Picture: ISTOCK
Picture: ISTOCK

Following the #FeesMustFall campaign that ended with Jacob Zuma’s last-minute legacy of free tertiary education, the cost to SA will be enormous and relatively little will be gained.

Many if not most students who qualify for this gift from taxpayers find great difficulty coming to terms with the subjects and disciplines that SA really needs if it is to lift itself out of the economic doldrums.

Engineering, science, technology, medicine, accountancy and law typically require more than just scraping through matric with the bare minimum needed to get a bachelor degree exemption.  As a result, the free education contingent often end up doing soft subjects such as social sciences or political studies which have limited value when it comes to improving the economy or creating jobs.
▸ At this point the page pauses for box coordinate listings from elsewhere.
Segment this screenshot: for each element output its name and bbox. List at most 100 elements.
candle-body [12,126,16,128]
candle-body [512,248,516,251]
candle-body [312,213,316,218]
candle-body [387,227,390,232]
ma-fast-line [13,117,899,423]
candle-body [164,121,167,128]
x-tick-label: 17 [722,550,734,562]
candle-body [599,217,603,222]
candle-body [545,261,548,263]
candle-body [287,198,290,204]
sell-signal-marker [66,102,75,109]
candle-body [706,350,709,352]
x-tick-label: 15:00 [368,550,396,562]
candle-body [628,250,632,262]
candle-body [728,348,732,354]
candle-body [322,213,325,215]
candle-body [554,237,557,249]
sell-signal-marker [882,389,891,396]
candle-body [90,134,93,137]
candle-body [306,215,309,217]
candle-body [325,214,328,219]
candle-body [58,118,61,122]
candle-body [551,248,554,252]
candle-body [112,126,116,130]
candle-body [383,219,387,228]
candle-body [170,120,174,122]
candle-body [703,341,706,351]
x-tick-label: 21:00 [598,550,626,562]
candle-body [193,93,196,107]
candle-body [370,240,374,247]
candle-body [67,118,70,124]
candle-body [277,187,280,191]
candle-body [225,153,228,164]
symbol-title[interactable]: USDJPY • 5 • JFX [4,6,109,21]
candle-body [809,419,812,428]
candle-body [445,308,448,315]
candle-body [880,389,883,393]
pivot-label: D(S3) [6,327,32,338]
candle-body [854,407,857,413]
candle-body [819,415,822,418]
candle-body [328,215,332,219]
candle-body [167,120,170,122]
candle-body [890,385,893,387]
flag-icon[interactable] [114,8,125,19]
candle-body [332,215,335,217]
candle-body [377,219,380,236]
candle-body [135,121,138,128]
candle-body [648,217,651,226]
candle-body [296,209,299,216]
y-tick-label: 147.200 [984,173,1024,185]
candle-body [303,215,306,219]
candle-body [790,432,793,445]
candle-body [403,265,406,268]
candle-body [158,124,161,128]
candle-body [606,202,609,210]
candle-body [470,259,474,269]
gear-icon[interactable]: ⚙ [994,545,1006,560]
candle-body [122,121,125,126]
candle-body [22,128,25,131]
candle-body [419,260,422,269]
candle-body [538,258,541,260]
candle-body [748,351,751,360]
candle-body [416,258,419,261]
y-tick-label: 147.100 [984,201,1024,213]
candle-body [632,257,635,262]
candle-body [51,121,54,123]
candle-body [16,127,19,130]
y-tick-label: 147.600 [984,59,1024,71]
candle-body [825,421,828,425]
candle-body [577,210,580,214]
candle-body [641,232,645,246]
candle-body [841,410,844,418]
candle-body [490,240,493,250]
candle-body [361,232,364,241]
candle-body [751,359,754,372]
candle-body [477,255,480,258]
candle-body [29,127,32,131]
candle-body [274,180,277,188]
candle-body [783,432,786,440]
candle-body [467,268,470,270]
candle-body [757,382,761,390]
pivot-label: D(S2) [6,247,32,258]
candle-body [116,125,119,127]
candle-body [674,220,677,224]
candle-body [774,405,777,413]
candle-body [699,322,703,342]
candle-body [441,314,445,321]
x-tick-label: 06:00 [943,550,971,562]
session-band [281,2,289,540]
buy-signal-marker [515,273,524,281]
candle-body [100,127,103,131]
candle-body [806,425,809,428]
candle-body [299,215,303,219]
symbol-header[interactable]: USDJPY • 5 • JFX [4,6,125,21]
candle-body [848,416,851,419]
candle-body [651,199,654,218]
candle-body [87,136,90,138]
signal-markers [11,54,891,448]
A further consideration when evaluating the cost or benefit of free education is the appalling drop-out rate of about 50% or more students enrolled for a three-year tertiary course.

The government would get much better value if it focused free education for students who study disciplines in much-needed skills, and who stay the course and qualify with a degree. 

To this should be added vocational training in teaching,  electrical engineering, plumbing, welding, carpentry and bricklaying.  In that way taxes will be used to enable the economy to grow and develop for the benefit of everyone, and not just to satisfy a promise made to gain political traction.